About Collectors
Collectors are extractors that are developed and managed by you (a customer of K).
KADA provides python libraries that customers can use to quickly deploy a Collector.
Why you should use a Collector
There are several reasons why you may use a collector vs the direct connect extractor:
-
You are using the KADA SaaS offering and it cannot connect to your sources due to firewall restrictions
-
You want to push metadata to KADA rather than allow it to pull data for security reasons
-
You want to inspect the metadata before pushing it to K
Using a collector requires you to manage:
-
Deploying and orchestrating the extract code
-
Managing a high water mark so the extract only pulls the latest metadata
-
Storing and pushing the extracts to your K instance
Pre-requisites
Collector Server Minimum Requirements
For the collector to operate effectively, it will need to be deployed on a server with the below minimum specifications:
-
CPU: 2 vCPU
-
Memory: 8GB
-
Storage: 30GB (depends on historical data extracted)
-
OS: unix distro e.g. RHEL preferred but can also work with Windows Server
-
Python 3.10.x or later
-
Access to K landing directory
SQL Server Requirements
-
Access to SQL Server - SQL Server 2012 or later
-
Create a SQL login (non-domain login) with the following permissions: read-only access to system views, view definition on objects, and impersonate any login
Step 1: SQL Server Setup
To configure SQL Server for use with the collector, you need to enable SQL Server authentication. You also need to create a dedicated SQL Server login and configure it with appropriate permissions.

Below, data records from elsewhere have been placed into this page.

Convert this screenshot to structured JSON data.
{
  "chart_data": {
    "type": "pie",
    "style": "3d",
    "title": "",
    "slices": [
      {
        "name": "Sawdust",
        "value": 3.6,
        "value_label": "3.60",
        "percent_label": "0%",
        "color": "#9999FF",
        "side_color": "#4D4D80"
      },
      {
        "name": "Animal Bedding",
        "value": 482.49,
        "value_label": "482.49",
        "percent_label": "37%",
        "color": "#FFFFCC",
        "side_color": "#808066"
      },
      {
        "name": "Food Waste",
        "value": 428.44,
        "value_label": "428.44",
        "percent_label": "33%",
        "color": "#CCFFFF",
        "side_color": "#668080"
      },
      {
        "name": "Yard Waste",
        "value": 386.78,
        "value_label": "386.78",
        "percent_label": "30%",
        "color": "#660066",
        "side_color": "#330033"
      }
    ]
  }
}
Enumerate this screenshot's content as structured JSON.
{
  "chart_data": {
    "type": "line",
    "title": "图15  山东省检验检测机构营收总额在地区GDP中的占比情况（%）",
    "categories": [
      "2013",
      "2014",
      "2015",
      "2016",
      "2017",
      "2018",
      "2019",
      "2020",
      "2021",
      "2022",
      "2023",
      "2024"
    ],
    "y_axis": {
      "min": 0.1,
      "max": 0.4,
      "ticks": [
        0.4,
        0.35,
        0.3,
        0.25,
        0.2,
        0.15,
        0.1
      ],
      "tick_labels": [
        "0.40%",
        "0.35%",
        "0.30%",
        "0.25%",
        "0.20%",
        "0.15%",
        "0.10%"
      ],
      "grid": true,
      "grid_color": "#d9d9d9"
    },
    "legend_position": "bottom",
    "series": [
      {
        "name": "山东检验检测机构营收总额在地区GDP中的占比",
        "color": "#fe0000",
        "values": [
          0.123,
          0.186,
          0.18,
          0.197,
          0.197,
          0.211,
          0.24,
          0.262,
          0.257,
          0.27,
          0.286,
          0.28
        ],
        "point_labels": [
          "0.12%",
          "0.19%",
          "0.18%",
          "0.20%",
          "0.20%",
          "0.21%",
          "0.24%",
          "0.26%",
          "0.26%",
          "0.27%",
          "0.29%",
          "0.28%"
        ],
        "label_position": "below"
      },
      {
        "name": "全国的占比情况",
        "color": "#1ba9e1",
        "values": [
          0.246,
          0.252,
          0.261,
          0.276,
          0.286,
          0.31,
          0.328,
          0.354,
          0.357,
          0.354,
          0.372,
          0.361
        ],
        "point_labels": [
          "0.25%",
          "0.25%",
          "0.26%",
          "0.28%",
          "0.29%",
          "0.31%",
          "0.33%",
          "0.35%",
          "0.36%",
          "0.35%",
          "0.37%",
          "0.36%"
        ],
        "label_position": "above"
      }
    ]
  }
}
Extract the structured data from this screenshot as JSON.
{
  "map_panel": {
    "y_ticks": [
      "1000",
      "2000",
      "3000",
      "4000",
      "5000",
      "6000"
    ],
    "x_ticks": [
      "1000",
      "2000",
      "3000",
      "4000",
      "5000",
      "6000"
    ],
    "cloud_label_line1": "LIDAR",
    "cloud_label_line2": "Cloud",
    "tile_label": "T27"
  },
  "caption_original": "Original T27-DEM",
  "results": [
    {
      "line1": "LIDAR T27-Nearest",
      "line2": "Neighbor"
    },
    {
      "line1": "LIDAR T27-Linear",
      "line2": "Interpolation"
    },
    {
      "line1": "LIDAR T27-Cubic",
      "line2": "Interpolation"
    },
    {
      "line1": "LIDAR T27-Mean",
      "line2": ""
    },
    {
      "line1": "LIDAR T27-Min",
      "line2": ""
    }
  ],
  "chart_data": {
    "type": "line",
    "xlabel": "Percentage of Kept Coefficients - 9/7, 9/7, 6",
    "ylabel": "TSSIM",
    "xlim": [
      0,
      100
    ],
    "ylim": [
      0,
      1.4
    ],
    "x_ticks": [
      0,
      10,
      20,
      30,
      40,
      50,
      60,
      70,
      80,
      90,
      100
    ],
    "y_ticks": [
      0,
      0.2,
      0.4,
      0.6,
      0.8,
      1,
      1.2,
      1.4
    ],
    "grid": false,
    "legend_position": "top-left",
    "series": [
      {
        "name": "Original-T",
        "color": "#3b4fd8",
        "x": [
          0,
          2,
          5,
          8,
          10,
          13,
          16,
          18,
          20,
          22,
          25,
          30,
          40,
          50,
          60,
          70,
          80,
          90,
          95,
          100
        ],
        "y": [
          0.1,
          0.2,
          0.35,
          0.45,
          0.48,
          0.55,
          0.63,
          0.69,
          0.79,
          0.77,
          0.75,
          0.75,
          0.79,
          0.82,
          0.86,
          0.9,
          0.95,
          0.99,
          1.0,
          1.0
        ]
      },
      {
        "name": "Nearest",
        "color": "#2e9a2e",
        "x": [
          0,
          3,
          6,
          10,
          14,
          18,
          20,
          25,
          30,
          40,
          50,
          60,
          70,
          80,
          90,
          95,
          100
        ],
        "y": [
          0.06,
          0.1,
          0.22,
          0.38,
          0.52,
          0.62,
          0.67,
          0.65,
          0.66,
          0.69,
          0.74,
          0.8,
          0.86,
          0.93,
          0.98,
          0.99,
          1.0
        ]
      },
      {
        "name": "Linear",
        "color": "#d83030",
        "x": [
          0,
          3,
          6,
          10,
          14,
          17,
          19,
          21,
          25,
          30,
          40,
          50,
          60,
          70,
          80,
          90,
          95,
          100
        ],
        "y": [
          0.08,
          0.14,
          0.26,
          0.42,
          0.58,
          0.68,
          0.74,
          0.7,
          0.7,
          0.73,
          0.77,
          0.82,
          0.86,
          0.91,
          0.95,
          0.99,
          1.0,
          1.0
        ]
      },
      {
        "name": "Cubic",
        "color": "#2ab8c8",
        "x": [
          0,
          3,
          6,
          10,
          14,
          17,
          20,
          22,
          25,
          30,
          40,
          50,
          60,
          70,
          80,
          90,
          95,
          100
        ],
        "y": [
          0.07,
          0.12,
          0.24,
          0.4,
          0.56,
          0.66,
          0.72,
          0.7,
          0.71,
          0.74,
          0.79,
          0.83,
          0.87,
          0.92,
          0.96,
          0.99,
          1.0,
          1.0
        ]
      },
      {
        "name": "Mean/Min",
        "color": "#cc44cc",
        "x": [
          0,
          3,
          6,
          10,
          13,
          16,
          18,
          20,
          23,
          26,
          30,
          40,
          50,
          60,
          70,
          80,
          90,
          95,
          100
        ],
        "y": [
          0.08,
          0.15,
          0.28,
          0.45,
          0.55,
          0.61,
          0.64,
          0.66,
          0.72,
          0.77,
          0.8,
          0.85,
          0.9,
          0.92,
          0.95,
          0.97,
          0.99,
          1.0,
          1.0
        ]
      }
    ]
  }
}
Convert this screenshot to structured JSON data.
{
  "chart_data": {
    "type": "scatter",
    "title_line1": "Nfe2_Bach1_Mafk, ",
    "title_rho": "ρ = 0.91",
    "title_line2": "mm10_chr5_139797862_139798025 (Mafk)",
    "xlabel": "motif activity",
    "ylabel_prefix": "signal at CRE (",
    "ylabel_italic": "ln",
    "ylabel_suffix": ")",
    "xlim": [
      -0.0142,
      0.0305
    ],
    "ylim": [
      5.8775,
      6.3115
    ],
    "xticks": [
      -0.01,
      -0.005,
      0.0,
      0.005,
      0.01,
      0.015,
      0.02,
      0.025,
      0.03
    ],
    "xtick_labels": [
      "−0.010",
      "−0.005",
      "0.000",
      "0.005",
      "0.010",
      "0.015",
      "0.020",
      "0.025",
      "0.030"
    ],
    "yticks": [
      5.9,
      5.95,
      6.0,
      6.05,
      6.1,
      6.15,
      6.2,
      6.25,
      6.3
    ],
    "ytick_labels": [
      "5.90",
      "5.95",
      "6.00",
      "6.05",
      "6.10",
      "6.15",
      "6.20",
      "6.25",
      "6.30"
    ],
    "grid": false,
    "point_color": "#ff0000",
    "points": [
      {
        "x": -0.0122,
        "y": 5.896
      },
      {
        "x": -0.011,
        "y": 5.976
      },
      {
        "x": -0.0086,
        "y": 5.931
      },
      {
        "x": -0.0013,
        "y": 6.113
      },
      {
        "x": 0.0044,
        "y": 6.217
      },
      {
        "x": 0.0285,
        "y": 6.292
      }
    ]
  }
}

Step 2: Create the Source in K
Create a SQL Server source in K
-
Go to Settings, Select Sources and click Add Source
-
Select "Load from File" option
-
Give the source a Name - e.g. SQLServer Production
-
Add the Host name for the SQL Server
-
Click Finish Setup
Step 3: Getting Access to the Source Landing Directory
When using a Collector you will push metadata to a K landing directory.
To find your landing directory you will need to:
-
Go to Platform Settings - Settings. Note down the value of this setting:
-
If using Azure: storage_azure_storage_account
-
If using AWS:
-
storage_root_folder - the AWS s3 bucket
-
storage_aws_region - the region where the AWS s3 bucket is hosted
-
-
-
Go to Sources - Edit the Source you have configured. Note down the landing directory in the About this Source section.
To connect to the landing directory you will need:
-
If using Azure: a SAS token to push data to the landing directory. Request this from KADA Support (support@kada.ai)
-
If using AWS:
-
An Access key and Secret. Request this from KADA Support (support@kada.ai)
-
OR provide your IAM role to KADA Support to provision access.
-
Step 4: Install the Collector
You can download the Latest Core Library and whl via Platform Settings → Sources → Download Collectors
Run the following command to install the collector
pip install kada_collectors_extractors_<version>-none-any.whl
You will also need to install the common library kada_collectors_lib for this collector to function properly.
pip install kada_collectors_lib-<version>-none-any.whl
Step 5: Configure the Collector
|
FIELD |
FIELD TYPE |
DESCRIPTION |
EXAMPLE |
|---|---|---|---|
|
user |
string |
User to connect to SQL Server |
"sqluser" |
|
password |
string |
Password to connect to SQL Server |
"password" |
|
server |
string |
Server name or IP of the SQL Server |
"localhost" |
|
host_name |
string |
The onboarded host in K for the SQL Server |
"localhost" |
|
database_name |
string |
The onboarded database name in K for the SQL Server |
"sqldb" |
|
output_path |
string |
Absolute path to the output location |
"/tmp/output" |
|
mask |
boolean |
To enable masking or not |
true |
|
compress |
boolean |
To gzip the output or not |
true |
kada_sqlserver_extractor_config.json
{
"user": "",
"password": "",
"server": "",
"host_name": "",
"database_name": "",
"output_path": "/tmp/output",
"mask": true,
"compress": true
}
Step 6: Run the Collector
See Collector Integration General Notes for how to run the collector and example script.
Step 7: Check the Collector Outputs
K Extracts
A set of files (eg metadata, databaselog, linkages, events etc) will be generated in the output_path directory.
High Water Mark File
A high water mark file is created called sqlserver_hwm.txt.
Step 8: Push the Extracts to K
Once the files have been validated, you can push the files to the K landing directory.